3. The slow-release label paper for preserving fruits and vegetables according to claim 1, characterized in that: The method of setting the preservation-inducing layer (2) on the antibacterial layer (1) includes the following steps: Polyvinylpyrrolidone (PVP) and ethyl cellulose (EC) were added to anhydrous ethanol and stirred, then sonicated until fully mixed to prepare a slow-release agent. 1-MCP powder and sodium nitroprusside were added to the prepared slow-release agent, stirred, and sonicated again to form a homogenate with the 1-MCP powder and sodium nitroprusside. The homogenate was evenly coated on the outer surface of the antibacterial layer (1) so that the paper base contained 1-MCP powder and sodium nitroprusside. After coating, the semi-finished label with the homogenate was placed in an oven to dry so that the solvent could completely evaporate. Finally, natural adhesive starch glue (6) was brushed onto the inner surface of the antibacterial layer (1), and polytetrafluoroethylene (PTFE) film (5) was attached to facilitate adhesion to the surface of fruits and vegetables, thus obtaining the antibacterial layer (1) and the preservation inducing layer (2) set together. The mass ratio of polyvinylpyrrolidone (PVP) to ethyl cellulose (EC) is 4:1, and the amount of anhydrous ethanol added is 8 to 10 times the total mass of PVP and EC. The sustained-release agent is prepared at a stirring temperature of 20–40°C, an ultrasonic power of 100W–300W, and an ultrasonic time of 2–10 min. The 1-MCP powder is a powder-type 1-MCP encapsulated with α-cyclodextrin, and the ratio of polyvinylpyrrolidone: 1-MCP powder: sodium nitroprusside (g:g:mg) is 50:4:25 to 70:4:
25. When adding 1-MCP powder and sodium nitroprusside, the stirring time during the second ultrasonication is 5-10 min, the stirring temperature is 20-35℃, the ultrasonic power is 100W-300W, and the ultrasonication time is 3-15 min. The coating amount of the homogenate is 0.1–0.4 ml / cm². 2 Ensure that the antibacterial layer (1) contains 0.05 to 0.24 g of 1-MCP and 5 μM to 200 μM sodium nitroprusside powder, and the coating speed is 1 to 5 m / min; The drying temperature of the oven is 40–80℃, and the drying time is 6–16 hours.

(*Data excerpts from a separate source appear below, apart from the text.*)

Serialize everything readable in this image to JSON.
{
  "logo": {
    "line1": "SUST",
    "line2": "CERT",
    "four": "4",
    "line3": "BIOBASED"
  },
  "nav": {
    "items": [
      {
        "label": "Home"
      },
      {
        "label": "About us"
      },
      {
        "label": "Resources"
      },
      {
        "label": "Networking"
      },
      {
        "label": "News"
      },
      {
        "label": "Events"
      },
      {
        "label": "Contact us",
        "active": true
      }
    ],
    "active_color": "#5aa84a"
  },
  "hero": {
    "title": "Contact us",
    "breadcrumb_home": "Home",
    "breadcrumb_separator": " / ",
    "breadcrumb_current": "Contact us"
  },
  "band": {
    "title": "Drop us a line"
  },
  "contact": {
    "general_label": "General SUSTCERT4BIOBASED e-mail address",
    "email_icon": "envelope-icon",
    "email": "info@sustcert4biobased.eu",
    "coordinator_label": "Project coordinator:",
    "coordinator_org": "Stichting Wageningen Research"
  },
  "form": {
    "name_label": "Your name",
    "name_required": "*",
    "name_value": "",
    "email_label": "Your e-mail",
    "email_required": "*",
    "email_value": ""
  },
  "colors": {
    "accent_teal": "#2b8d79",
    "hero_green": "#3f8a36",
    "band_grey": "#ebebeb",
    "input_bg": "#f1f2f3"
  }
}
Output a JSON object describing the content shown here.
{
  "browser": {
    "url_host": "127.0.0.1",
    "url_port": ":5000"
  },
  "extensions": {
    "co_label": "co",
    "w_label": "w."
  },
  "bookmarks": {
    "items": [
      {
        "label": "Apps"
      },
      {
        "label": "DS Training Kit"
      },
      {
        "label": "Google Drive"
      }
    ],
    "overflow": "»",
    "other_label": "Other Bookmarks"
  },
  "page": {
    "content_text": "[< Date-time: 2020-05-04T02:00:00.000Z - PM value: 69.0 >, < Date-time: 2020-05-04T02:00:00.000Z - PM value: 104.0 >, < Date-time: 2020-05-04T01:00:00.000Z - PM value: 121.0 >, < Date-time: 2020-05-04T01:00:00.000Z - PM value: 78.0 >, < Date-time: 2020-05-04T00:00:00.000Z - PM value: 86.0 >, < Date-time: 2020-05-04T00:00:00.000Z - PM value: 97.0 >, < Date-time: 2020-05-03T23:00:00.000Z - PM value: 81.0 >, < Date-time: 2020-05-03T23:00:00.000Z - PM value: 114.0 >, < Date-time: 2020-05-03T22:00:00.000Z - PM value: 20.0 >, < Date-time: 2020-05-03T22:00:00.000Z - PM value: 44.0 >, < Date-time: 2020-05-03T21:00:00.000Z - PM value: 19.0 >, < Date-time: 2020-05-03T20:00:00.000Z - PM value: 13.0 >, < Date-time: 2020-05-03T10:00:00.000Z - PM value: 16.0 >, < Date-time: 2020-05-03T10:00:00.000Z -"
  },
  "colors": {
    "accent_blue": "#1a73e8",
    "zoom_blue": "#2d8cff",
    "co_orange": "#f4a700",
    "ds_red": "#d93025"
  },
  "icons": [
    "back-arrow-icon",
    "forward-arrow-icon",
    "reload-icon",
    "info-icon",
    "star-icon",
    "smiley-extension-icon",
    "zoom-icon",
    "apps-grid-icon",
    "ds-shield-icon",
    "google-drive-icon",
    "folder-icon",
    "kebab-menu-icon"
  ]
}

4. The slow-release label paper for preserving fruits and vegetables according to claim 3, characterized in that: The starch adhesive (6) is a natural adhesive made from starch as a base material, with a coating amount of 0.025–0.225 ml / cm². 2 .
5. The application of the slow-release label paper for fruit and vegetable preservation as described in any one of claims 1 to 3 in the preservation of fruits and vegetables.
6. The application of the slow-release label paper for fruit and vegetable preservation as described in any one of claims 1 to 3 in delaying the softening of fruits and vegetables.
7. The application of the slow-release label paper for fruit and vegetable preservation as described in any one of claims 1 to 3 in delaying the softening performance of edible fungi.